Il s’agit ainsi d’assurer la préservation de territoires à très long terme, à moindre coût de gestion, car ces nouveaux paysans de nature sont convaincus, ancreront leurs actions dans la durée, en seront fiers, et constitueront des cas d’école pour les paysans de demain et même leurs voisins actuels. C’est en définitive un outil permettant d’agir rapidement à des échelles spatiales intéressantes, et qui sort de la logique du « sauvetage ».

La démarche est innovante dans la mesure où, pour la première fois depuis la loi de 1976, il s’agit d’utiliser l’agriculture comme un outil de protection de la nature et d’en finir avec les oppositions entre naturalistes et agriculteurs, de réconcilier agriculteurs, naturalistes et citoyens autour d’un même projet.

Et la Barge à queue noire, dans cette histoire ?

En Marais breton, seul territoire français (européen ?) où les effectifs de Barge à queue noire nicheuse sont stables voire en augmentation, l’installation d’une quinzaine de Paysans de nature ou proches de ces valeurs a contribué à ce bon état de santé. En effet, ces éleveurs, qui ont investi progressivement depuis 15 ans le sud du territoire occupé par les barges, ont converti des zones cultivées en prairie ont remis de l’eau au printemps dans des prairies qui n’avaient plus rien d’humide (parfois au détriment de la production de foin, et souvent au-delà des exigences des cahiers des charges des MAE les plus exigeantes) et mis en place un pâturage extensif et exempt de pesticides.

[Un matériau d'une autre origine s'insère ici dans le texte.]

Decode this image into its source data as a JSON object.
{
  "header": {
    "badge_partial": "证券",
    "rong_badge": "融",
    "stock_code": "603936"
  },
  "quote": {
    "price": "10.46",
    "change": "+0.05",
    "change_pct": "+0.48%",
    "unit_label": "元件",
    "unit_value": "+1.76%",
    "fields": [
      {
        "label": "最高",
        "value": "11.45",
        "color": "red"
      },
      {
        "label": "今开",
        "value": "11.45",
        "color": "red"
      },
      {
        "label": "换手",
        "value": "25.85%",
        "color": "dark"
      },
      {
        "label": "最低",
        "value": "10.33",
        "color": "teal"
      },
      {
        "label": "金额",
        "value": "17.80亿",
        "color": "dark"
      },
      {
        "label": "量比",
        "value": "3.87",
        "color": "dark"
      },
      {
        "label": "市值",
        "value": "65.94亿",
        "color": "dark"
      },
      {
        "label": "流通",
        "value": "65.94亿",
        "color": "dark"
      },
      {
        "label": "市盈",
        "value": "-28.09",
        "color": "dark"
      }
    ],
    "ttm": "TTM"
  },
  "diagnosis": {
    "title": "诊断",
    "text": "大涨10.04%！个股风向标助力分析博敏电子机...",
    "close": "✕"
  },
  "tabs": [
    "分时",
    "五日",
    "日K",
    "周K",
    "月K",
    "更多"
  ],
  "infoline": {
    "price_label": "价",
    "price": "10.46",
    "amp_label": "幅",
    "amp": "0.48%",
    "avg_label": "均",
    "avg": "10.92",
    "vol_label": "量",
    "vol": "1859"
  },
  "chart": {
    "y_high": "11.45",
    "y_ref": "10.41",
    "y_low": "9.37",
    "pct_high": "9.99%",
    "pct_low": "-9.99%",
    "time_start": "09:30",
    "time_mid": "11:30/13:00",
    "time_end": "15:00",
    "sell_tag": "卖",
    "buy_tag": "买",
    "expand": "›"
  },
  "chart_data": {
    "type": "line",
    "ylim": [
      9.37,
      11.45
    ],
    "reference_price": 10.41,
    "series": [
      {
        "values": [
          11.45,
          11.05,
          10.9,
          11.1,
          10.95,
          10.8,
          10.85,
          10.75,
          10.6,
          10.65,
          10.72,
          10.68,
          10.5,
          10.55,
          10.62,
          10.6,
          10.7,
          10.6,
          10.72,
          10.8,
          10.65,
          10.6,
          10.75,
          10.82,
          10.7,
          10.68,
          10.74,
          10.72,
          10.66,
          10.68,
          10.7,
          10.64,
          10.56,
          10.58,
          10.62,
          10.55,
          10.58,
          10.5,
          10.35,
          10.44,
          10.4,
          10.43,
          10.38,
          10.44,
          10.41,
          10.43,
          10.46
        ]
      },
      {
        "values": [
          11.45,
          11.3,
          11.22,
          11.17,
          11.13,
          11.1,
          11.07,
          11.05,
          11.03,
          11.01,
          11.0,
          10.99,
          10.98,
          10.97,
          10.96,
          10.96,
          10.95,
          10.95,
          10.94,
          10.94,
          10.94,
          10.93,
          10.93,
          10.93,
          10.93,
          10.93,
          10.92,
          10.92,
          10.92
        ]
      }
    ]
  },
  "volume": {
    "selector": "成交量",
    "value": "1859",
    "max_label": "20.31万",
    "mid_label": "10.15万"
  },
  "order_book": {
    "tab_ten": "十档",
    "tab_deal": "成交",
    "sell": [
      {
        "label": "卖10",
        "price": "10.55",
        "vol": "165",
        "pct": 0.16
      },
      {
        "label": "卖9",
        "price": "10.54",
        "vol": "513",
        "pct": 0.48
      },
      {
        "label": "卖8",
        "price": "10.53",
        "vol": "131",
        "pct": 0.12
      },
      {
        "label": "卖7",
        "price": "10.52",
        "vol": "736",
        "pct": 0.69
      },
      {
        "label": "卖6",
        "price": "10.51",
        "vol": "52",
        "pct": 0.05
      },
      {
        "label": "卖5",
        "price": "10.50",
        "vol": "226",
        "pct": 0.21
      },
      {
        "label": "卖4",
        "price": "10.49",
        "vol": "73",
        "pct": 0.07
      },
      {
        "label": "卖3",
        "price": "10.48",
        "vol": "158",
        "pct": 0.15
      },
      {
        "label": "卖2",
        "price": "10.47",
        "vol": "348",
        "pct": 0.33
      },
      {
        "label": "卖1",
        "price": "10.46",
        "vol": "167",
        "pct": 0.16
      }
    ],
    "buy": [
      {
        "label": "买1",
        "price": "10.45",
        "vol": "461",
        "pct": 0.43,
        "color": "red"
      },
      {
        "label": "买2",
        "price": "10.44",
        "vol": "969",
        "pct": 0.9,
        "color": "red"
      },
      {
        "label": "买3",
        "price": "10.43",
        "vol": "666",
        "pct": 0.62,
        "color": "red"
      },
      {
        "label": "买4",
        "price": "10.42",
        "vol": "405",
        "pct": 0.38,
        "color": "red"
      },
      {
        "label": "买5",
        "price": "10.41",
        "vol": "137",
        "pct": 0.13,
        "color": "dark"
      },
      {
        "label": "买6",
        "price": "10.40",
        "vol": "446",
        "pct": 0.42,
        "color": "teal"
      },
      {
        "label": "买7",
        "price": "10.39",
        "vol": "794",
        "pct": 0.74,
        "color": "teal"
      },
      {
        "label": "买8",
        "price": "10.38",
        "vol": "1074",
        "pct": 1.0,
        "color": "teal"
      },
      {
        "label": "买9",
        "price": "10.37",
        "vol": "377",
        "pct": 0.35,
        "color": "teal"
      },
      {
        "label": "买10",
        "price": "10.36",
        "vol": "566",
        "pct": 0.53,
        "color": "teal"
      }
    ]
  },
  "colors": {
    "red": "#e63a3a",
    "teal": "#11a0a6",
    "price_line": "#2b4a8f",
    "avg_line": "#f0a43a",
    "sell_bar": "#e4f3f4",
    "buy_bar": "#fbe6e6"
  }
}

Résultat : ces sites, autrefois vierges de barges à queue noire, accueillent dorénavant au moins 30 % de la population du Marais breton.

Cette dynamique, combinée aux MAE dont les paysans de nature profitent également, a permis d’étendre rapidement la zone de nidification de la Barge à queue noire et des espèces qui l’accompagnent (Vanneau huppé, Chevalier gambette, Canard souchet…).

Actuellement, au moins 8 fermes partenaires de la LPO Vendée au travers du projet Paysans de nature accueillent de la Barge à queue noire au printemps ou en période de migration pré-nuptiale.

NB : Paysan de nature®  est une association depuis mars 2021, et une marque déposée. Deux chartes décrivent les engagements des paysans du projet Paysans de nature et des associations environnementales qui les accompagnent. La marque et les chartes ne peuvent être utilisées sans autorisation de l’association Paysans de nature, qui prévoit une convention pour les associations désireuses de s’associer au réseau.